Jan 18, 2022, 30 tweets

Photo de l’USS #Missouri échoué dans la baie de Chesapeake, le 17 janvier 1950. Il fallu attendre deux semaines et la marée idéale pour tirer de là le célèbre cuirassé américain.
Comment est-ce arrivé?
C'est ce que je vous explique ici
#Thread

L’USS Missouri, 57 000 tonnes, lancé en janvier 1944, est célèbre pour avoir accueilli la cérémonie de capitulation du Japon le 2 septembre 1945 en baie de Tokyo, marquant la fin de la Seconde Guerre Mondiale. Il fut retiré du service le 31 mars 1992

Ce jour là, Le Missouri est commandé par le commandant Brown depuis un mois. Si celui-ci a une grande expérience, il n’a jamais commandé un navire de cette taille. Avant ce 17 jan, il n’est sorti qu’un jour en mer, le 23 décembre.
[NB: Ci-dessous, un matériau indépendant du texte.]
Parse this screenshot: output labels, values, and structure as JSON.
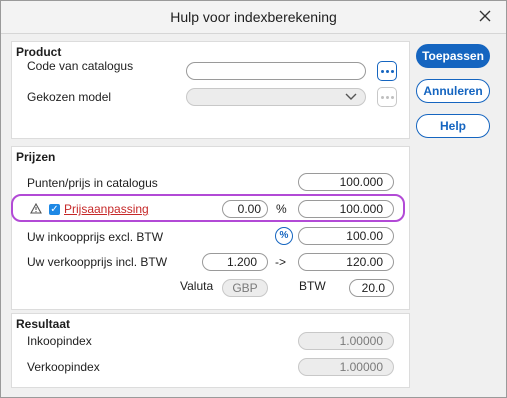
{
  "window": {
    "title": "Hulp voor indexberekening"
  },
  "product": {
    "title": "Product",
    "code_label": "Code van catalogus",
    "code_value": "",
    "model_label": "Gekozen model",
    "model_value": ""
  },
  "prices": {
    "title": "Prijzen",
    "catalog_points_label": "Punten/prijs in catalogus",
    "catalog_points_value": "100.000",
    "adjustment_label": "Prijsaanpassing",
    "adjustment_checked": true,
    "adjustment_percent": "0.00",
    "percent_sign": "%",
    "adjustment_value": "100.000",
    "purchase_label": "Uw inkoopprijs excl. BTW",
    "purchase_toggle": "%",
    "purchase_value": "100.00",
    "sale_label": "Uw verkoopprijs incl. BTW",
    "sale_factor": "1.200",
    "arrow": "->",
    "sale_value": "120.00",
    "currency_label": "Valuta",
    "currency_value": "GBP",
    "vat_label": "BTW",
    "vat_value": "20.0"
  },
  "result": {
    "title": "Resultaat",
    "purchase_index_label": "Inkoopindex",
    "purchase_index_value": "1.00000",
    "sale_index_label": "Verkoopindex",
    "sale_index_value": "1.00000"
  },
  "buttons": {
    "apply": "Toepassen",
    "cancel": "Annuleren",
    "help": "Help"
  },
  "colors": {
    "accent": "#1565c0",
    "highlight": "#b24ad6",
    "warning_text": "#c62828"
  }
}
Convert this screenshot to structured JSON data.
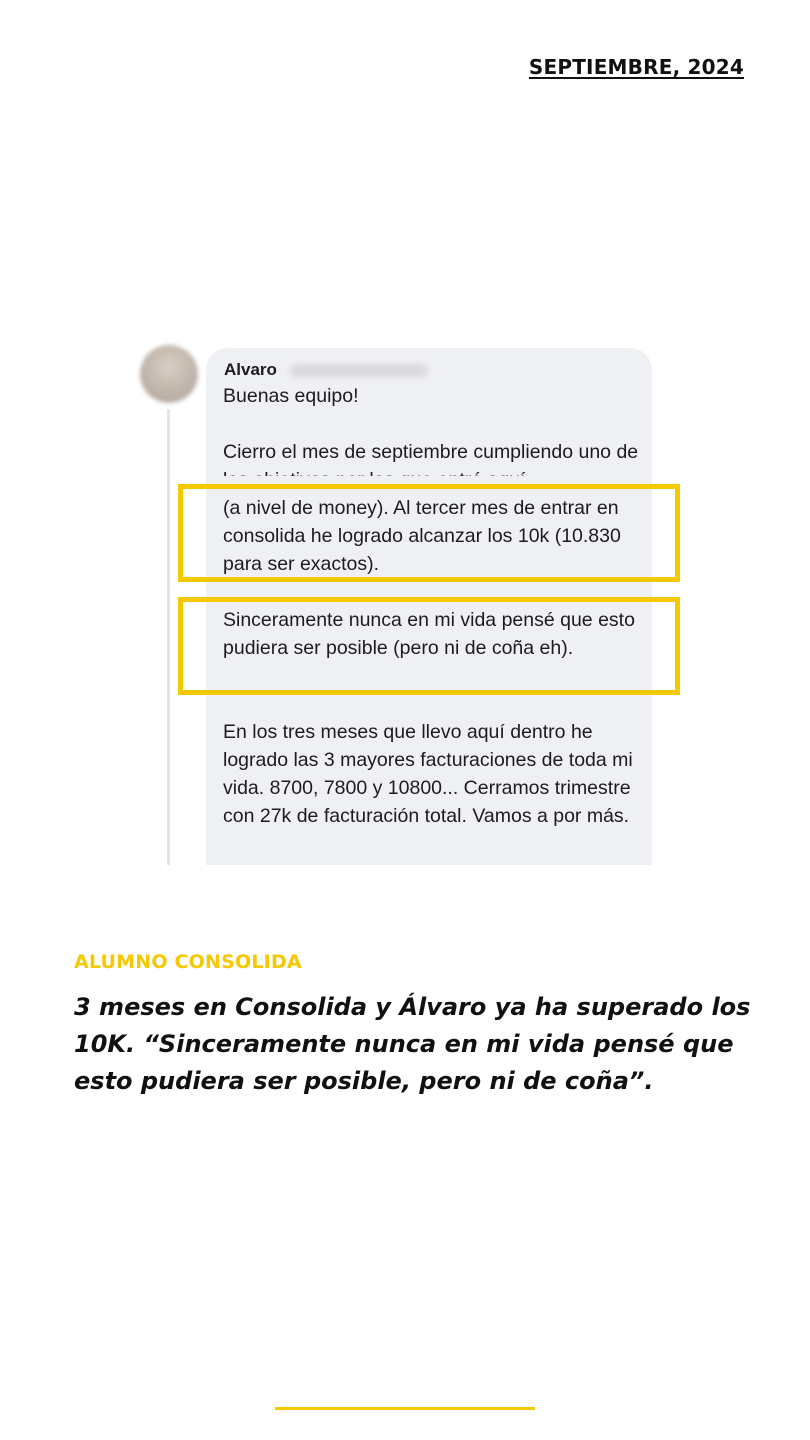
{
  "header": {
    "date": "SEPTIEMBRE, 2024"
  },
  "post": {
    "author": "Alvaro",
    "greeting": "Buenas equipo!",
    "paragraph1": "Cierro el mes de septiembre cumpliendo uno de los objetivos por los que entré aquí",
    "paragraph1_highlight": "(a nivel de money). Al tercer mes de entrar en consolida he logrado alcanzar los 10k (10.830 para ser exactos).",
    "paragraph2": "Sinceramente nunca en mi vida pensé que esto pudiera ser posible (pero ni de coña eh).",
    "paragraph3": "En los tres meses que llevo aquí dentro he logrado las 3 mayores facturaciones de toda mi vida. 8700, 7800 y 10800... Cerramos trimestre con 27k de facturación total. Vamos a por más.",
    "highlight_color": "#f6c800"
  },
  "caption": {
    "tag": "ALUMNO CONSOLIDA",
    "headline": "3 meses en Consolida y Álvaro ya ha superado los 10K. “Sinceramente nunca en mi vida pensé que esto pudiera ser posible, pero ni de coña”."
  },
  "colors": {
    "accent": "#f6c800",
    "bubble": "#eff0f3"
  }
}
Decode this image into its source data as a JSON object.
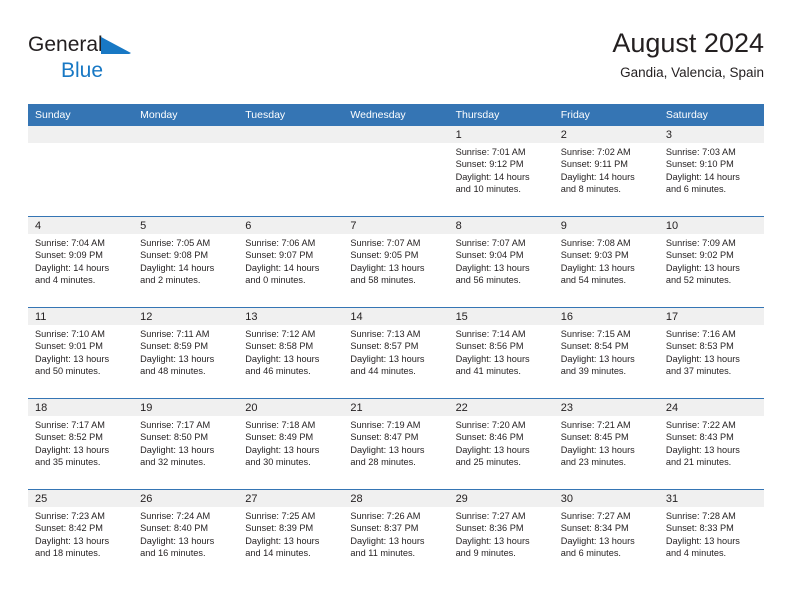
{
  "brand": {
    "name_part1": "General",
    "name_part2": "Blue",
    "triangle_icon": "blue-triangle-icon",
    "color_dark": "#231f20",
    "color_blue": "#1878c4"
  },
  "header": {
    "title": "August 2024",
    "subtitle": "Gandia, Valencia, Spain"
  },
  "theme": {
    "header_blue": "#3575b4",
    "date_strip_gray": "#f0f0f0",
    "text": "#231f20"
  },
  "weekdays": [
    "Sunday",
    "Monday",
    "Tuesday",
    "Wednesday",
    "Thursday",
    "Friday",
    "Saturday"
  ],
  "labels": {
    "sunrise": "Sunrise:",
    "sunset": "Sunset:",
    "daylight": "Daylight:"
  },
  "weeks": [
    [
      {
        "day": "",
        "empty": true
      },
      {
        "day": "",
        "empty": true
      },
      {
        "day": "",
        "empty": true
      },
      {
        "day": "",
        "empty": true
      },
      {
        "day": "1",
        "sunrise": "Sunrise: 7:01 AM",
        "sunset": "Sunset: 9:12 PM",
        "daylight_l1": "Daylight: 14 hours",
        "daylight_l2": "and 10 minutes."
      },
      {
        "day": "2",
        "sunrise": "Sunrise: 7:02 AM",
        "sunset": "Sunset: 9:11 PM",
        "daylight_l1": "Daylight: 14 hours",
        "daylight_l2": "and 8 minutes."
      },
      {
        "day": "3",
        "sunrise": "Sunrise: 7:03 AM",
        "sunset": "Sunset: 9:10 PM",
        "daylight_l1": "Daylight: 14 hours",
        "daylight_l2": "and 6 minutes."
      }
    ],
    [
      {
        "day": "4",
        "sunrise": "Sunrise: 7:04 AM",
        "sunset": "Sunset: 9:09 PM",
        "daylight_l1": "Daylight: 14 hours",
        "daylight_l2": "and 4 minutes."
      },
      {
        "day": "5",
        "sunrise": "Sunrise: 7:05 AM",
        "sunset": "Sunset: 9:08 PM",
        "daylight_l1": "Daylight: 14 hours",
        "daylight_l2": "and 2 minutes."
      },
      {
        "day": "6",
        "sunrise": "Sunrise: 7:06 AM",
        "sunset": "Sunset: 9:07 PM",
        "daylight_l1": "Daylight: 14 hours",
        "daylight_l2": "and 0 minutes."
      },
      {
        "day": "7",
        "sunrise": "Sunrise: 7:07 AM",
        "sunset": "Sunset: 9:05 PM",
        "daylight_l1": "Daylight: 13 hours",
        "daylight_l2": "and 58 minutes."
      },
      {
        "day": "8",
        "sunrise": "Sunrise: 7:07 AM",
        "sunset": "Sunset: 9:04 PM",
        "daylight_l1": "Daylight: 13 hours",
        "daylight_l2": "and 56 minutes."
      },
      {
        "day": "9",
        "sunrise": "Sunrise: 7:08 AM",
        "sunset": "Sunset: 9:03 PM",
        "daylight_l1": "Daylight: 13 hours",
        "daylight_l2": "and 54 minutes."
      },
      {
        "day": "10",
        "sunrise": "Sunrise: 7:09 AM",
        "sunset": "Sunset: 9:02 PM",
        "daylight_l1": "Daylight: 13 hours",
        "daylight_l2": "and 52 minutes."
      }
    ],
    [
      {
        "day": "11",
        "sunrise": "Sunrise: 7:10 AM",
        "sunset": "Sunset: 9:01 PM",
        "daylight_l1": "Daylight: 13 hours",
        "daylight_l2": "and 50 minutes."
      },
      {
        "day": "12",
        "sunrise": "Sunrise: 7:11 AM",
        "sunset": "Sunset: 8:59 PM",
        "daylight_l1": "Daylight: 13 hours",
        "daylight_l2": "and 48 minutes."
      },
      {
        "day": "13",
        "sunrise": "Sunrise: 7:12 AM",
        "sunset": "Sunset: 8:58 PM",
        "daylight_l1": "Daylight: 13 hours",
        "daylight_l2": "and 46 minutes."
      },
      {
        "day": "14",
        "sunrise": "Sunrise: 7:13 AM",
        "sunset": "Sunset: 8:57 PM",
        "daylight_l1": "Daylight: 13 hours",
        "daylight_l2": "and 44 minutes."
      },
      {
        "day": "15",
        "sunrise": "Sunrise: 7:14 AM",
        "sunset": "Sunset: 8:56 PM",
        "daylight_l1": "Daylight: 13 hours",
        "daylight_l2": "and 41 minutes."
      },
      {
        "day": "16",
        "sunrise": "Sunrise: 7:15 AM",
        "sunset": "Sunset: 8:54 PM",
        "daylight_l1": "Daylight: 13 hours",
        "daylight_l2": "and 39 minutes."
      },
      {
        "day": "17",
        "sunrise": "Sunrise: 7:16 AM",
        "sunset": "Sunset: 8:53 PM",
        "daylight_l1": "Daylight: 13 hours",
        "daylight_l2": "and 37 minutes."
      }
    ],
    [
      {
        "day": "18",
        "sunrise": "Sunrise: 7:17 AM",
        "sunset": "Sunset: 8:52 PM",
        "daylight_l1": "Daylight: 13 hours",
        "daylight_l2": "and 35 minutes."
      },
      {
        "day": "19",
        "sunrise": "Sunrise: 7:17 AM",
        "sunset": "Sunset: 8:50 PM",
        "daylight_l1": "Daylight: 13 hours",
        "daylight_l2": "and 32 minutes."
      },
      {
        "day": "20",
        "sunrise": "Sunrise: 7:18 AM",
        "sunset": "Sunset: 8:49 PM",
        "daylight_l1": "Daylight: 13 hours",
        "daylight_l2": "and 30 minutes."
      },
      {
        "day": "21",
        "sunrise": "Sunrise: 7:19 AM",
        "sunset": "Sunset: 8:47 PM",
        "daylight_l1": "Daylight: 13 hours",
        "daylight_l2": "and 28 minutes."
      },
      {
        "day": "22",
        "sunrise": "Sunrise: 7:20 AM",
        "sunset": "Sunset: 8:46 PM",
        "daylight_l1": "Daylight: 13 hours",
        "daylight_l2": "and 25 minutes."
      },
      {
        "day": "23",
        "sunrise": "Sunrise: 7:21 AM",
        "sunset": "Sunset: 8:45 PM",
        "daylight_l1": "Daylight: 13 hours",
        "daylight_l2": "and 23 minutes."
      },
      {
        "day": "24",
        "sunrise": "Sunrise: 7:22 AM",
        "sunset": "Sunset: 8:43 PM",
        "daylight_l1": "Daylight: 13 hours",
        "daylight_l2": "and 21 minutes."
      }
    ],
    [
      {
        "day": "25",
        "sunrise": "Sunrise: 7:23 AM",
        "sunset": "Sunset: 8:42 PM",
        "daylight_l1": "Daylight: 13 hours",
        "daylight_l2": "and 18 minutes."
      },
      {
        "day": "26",
        "sunrise": "Sunrise: 7:24 AM",
        "sunset": "Sunset: 8:40 PM",
        "daylight_l1": "Daylight: 13 hours",
        "daylight_l2": "and 16 minutes."
      },
      {
        "day": "27",
        "sunrise": "Sunrise: 7:25 AM",
        "sunset": "Sunset: 8:39 PM",
        "daylight_l1": "Daylight: 13 hours",
        "daylight_l2": "and 14 minutes."
      },
      {
        "day": "28",
        "sunrise": "Sunrise: 7:26 AM",
        "sunset": "Sunset: 8:37 PM",
        "daylight_l1": "Daylight: 13 hours",
        "daylight_l2": "and 11 minutes."
      },
      {
        "day": "29",
        "sunrise": "Sunrise: 7:27 AM",
        "sunset": "Sunset: 8:36 PM",
        "daylight_l1": "Daylight: 13 hours",
        "daylight_l2": "and 9 minutes."
      },
      {
        "day": "30",
        "sunrise": "Sunrise: 7:27 AM",
        "sunset": "Sunset: 8:34 PM",
        "daylight_l1": "Daylight: 13 hours",
        "daylight_l2": "and 6 minutes."
      },
      {
        "day": "31",
        "sunrise": "Sunrise: 7:28 AM",
        "sunset": "Sunset: 8:33 PM",
        "daylight_l1": "Daylight: 13 hours",
        "daylight_l2": "and 4 minutes."
      }
    ]
  ]
}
Il n'a donc pas pu se familiariser avec le navire

Quatre jours avant le départ, l’US Navy demande à Brown s’il est d’accord pour effectuer des tests acoustiques lors de son départ. Il s’agit d’un procédé nouveau qui consiste à passer au dessus de câbles pour enregistrer la signature acoustique propre à chaque navire.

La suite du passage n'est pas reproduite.